Show $\bigcap_{p \in (1, \infty)} (\frac{1}{p}, 3p) \subseteq [1,3]$ 
$\bigcap_{p \in (1, \infty)} (\frac{1}{p}, 3p) \subseteq [1,3]$

My first intuition is to prove the contrapositive instead.

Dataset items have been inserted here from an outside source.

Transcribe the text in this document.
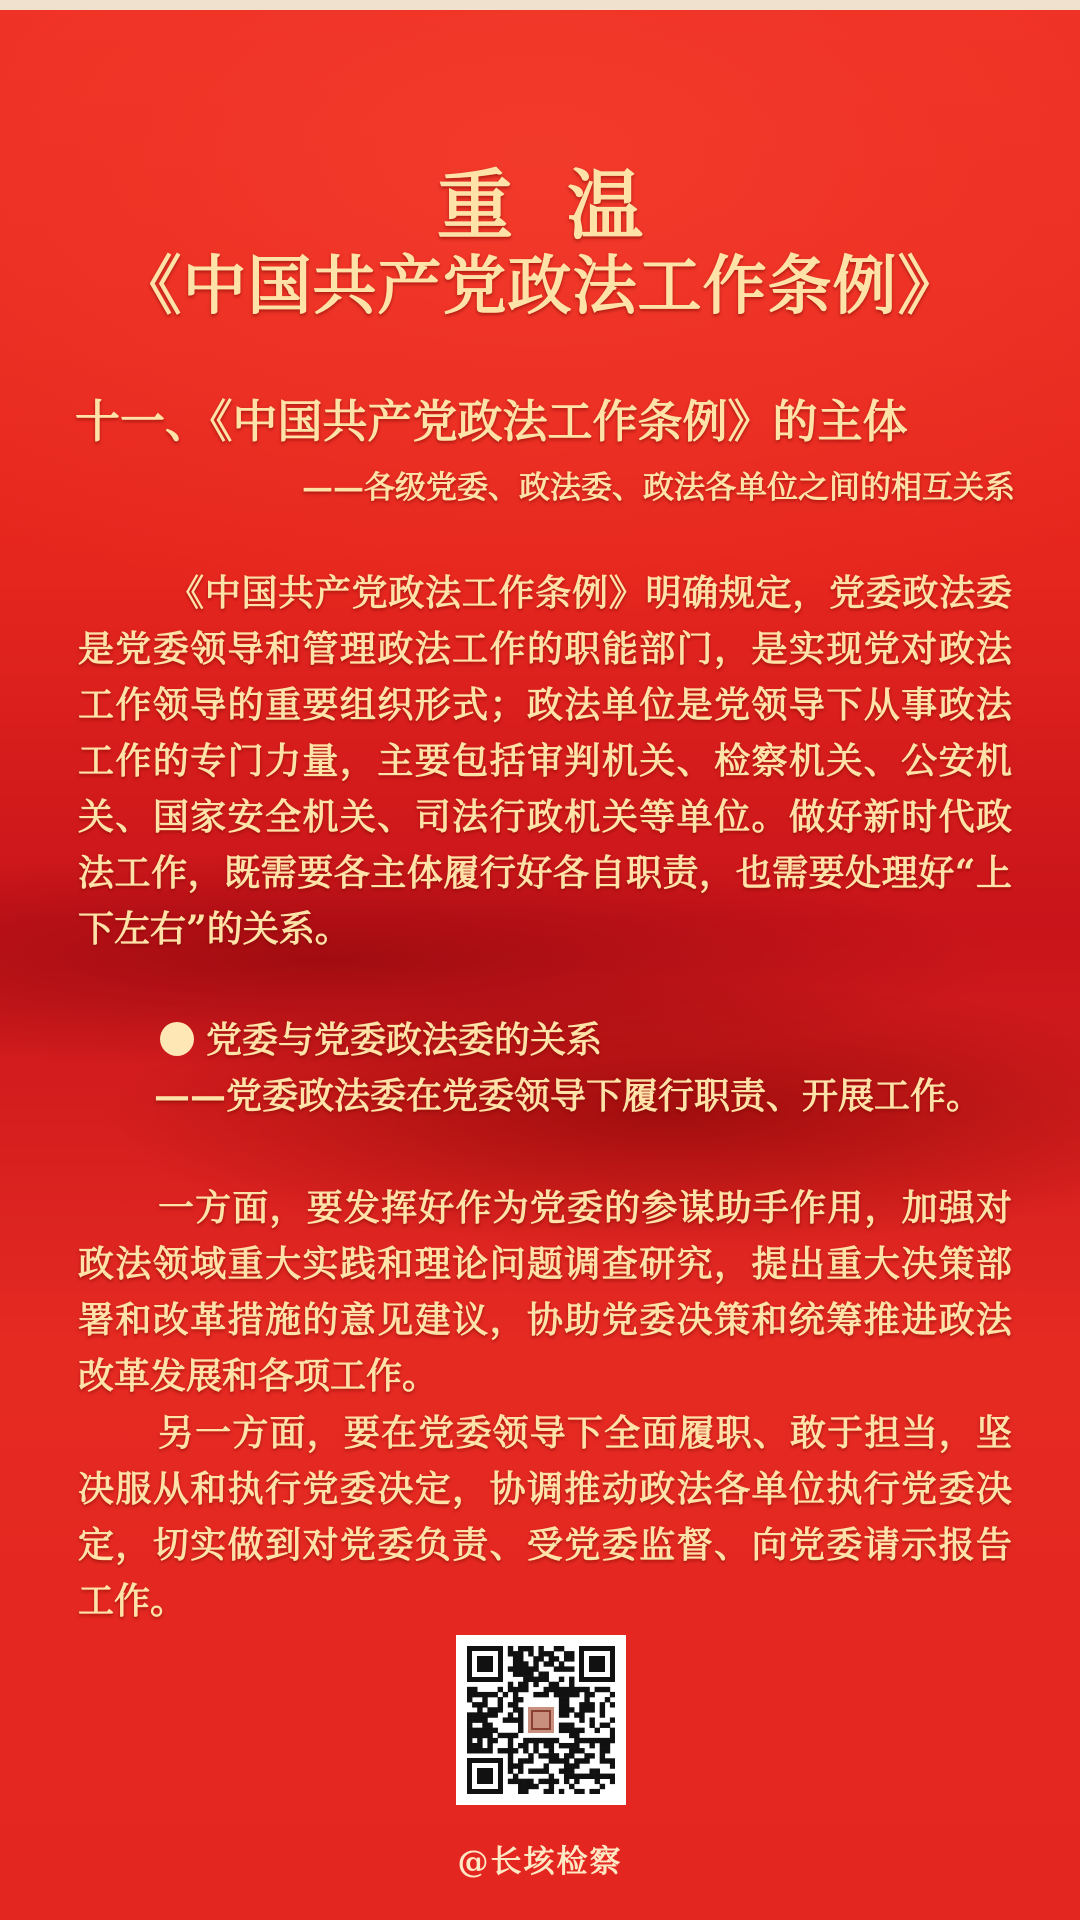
重温
《中国共产党政法工作条例》
十一、《中国共产党政法工作条例》的主体
——各级党委、政法委、政法各单位之间的相互关系

《中国共产党政法工作条例》明确规定，党委政法委是党委领导和管理政法工作的职能部门，是实现党对政法工作领导的重要组织形式；政法单位是党领导下从事政法工作的专门力量，主要包括审判机关、检察机关、公安机关、国家安全机关、司法行政机关等单位。做好新时代政法工作，既需要各主体履行好各自职责，也需要处理好“上下左右”的关系。

党委与党委政法委的关系

——党委政法委在党委领导下履行职责、开展工作。

一方面，要发挥好作为党委的参谋助手作用，加强对政法领域重大实践和理论问题调查研究，提出重大决策部署和改革措施的意见建议，协助党委决策和统筹推进政法改革发展和各项工作。

另一方面，要在党委领导下全面履职、敢于担当，坚决服从和执行党委决定，协调推动政法各单位执行党委决定，切实做到对党委负责、受党委监督、向党委请示报告工作。

@长垓检察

That being: 
$x \notin [1,3] \Rightarrow x \notin \bigcap_{p \in (1, \infty)} (\frac{1}{p}, 3p)$
Meaning if we can find at least one $p$ where $x$ isn't a member of $(\frac{1}{p}, 3p)$, then the proof is complete.

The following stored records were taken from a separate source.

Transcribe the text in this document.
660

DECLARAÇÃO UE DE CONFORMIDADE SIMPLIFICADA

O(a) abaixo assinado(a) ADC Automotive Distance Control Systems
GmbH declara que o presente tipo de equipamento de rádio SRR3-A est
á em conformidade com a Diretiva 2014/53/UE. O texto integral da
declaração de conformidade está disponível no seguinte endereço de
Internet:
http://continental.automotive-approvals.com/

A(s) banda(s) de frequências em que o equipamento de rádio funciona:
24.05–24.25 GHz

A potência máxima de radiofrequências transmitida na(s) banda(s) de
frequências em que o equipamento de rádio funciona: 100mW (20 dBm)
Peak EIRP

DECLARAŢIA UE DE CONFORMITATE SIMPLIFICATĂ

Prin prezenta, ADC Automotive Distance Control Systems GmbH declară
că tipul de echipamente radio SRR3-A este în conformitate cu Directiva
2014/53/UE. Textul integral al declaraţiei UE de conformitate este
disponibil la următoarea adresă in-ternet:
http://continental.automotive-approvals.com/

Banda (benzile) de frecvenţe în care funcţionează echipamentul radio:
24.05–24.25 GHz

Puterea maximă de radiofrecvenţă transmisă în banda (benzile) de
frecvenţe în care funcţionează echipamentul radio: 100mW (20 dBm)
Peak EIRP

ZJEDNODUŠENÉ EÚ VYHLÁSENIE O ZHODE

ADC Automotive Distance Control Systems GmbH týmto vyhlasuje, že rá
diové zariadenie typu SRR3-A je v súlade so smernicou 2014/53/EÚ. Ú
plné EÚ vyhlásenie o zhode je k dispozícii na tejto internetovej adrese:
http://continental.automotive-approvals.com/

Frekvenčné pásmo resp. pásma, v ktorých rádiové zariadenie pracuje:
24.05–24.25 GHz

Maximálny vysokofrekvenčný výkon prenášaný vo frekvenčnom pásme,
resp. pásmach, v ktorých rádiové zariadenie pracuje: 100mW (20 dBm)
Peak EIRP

Am I on the right track here?
 A: Note that for $p,q\in(1,\infty)$ with $p<q$, we have $$\left(\frac{1}{p},3p\right)\subset
\left(\frac{1}{q},3q\right)$$
because for $1<p<q$, $$\frac{1}{q}<\frac{1}{p}\qquad\text{and}\qquad 3p<3q$$
thus the collection $\left\{\left(\frac{1}{p},3p\right)\right\}_{p\in(1,\infty)}$ is a nested collection of intervals, therefore
$$ \bigcap_{p\in(1,\infty)}\left(\frac{1}{p},3p\right)=(1,3)\subset [1,3]$$
A: This question is about proving the following: 
If $a$ and $b$ are given real numbers, and $a<b+\epsilon $ for all $\epsilon >0$, then $a\leq b$. This can be prove by contrapositive as you suggested. 
Suppose $b<a$, and take $\epsilon =\frac{a-b}{2}$. Then by assumption $a< b+\epsilon= \frac{a+b}{2}$. Which means $a<b$, a contradiction.
A: Option:
$A_p:=(1/p,3p)$ , $p>1$.
$A_p \subset A_q$ for $p<q$.
1) $(1,3)\subset A_p$ , $p>1$.
$(1,3)\subset \cap_{p>1} A_p$; 
2)$\cap_{p>1}A_p \subset (1,3)$.
Let $x \in \cap_{p>1}A_p$ then 
$x$ in every $A_p$ , $p>1$, i.e.
$x$ in every $(1/p,3p)$ , $p>1$;
$1/p<x<3p$, for all $p>1$, i e.
$x \in (1,3)$.
3) $\cap_{p>1}A_p =(1,3)\subset [1,3]$.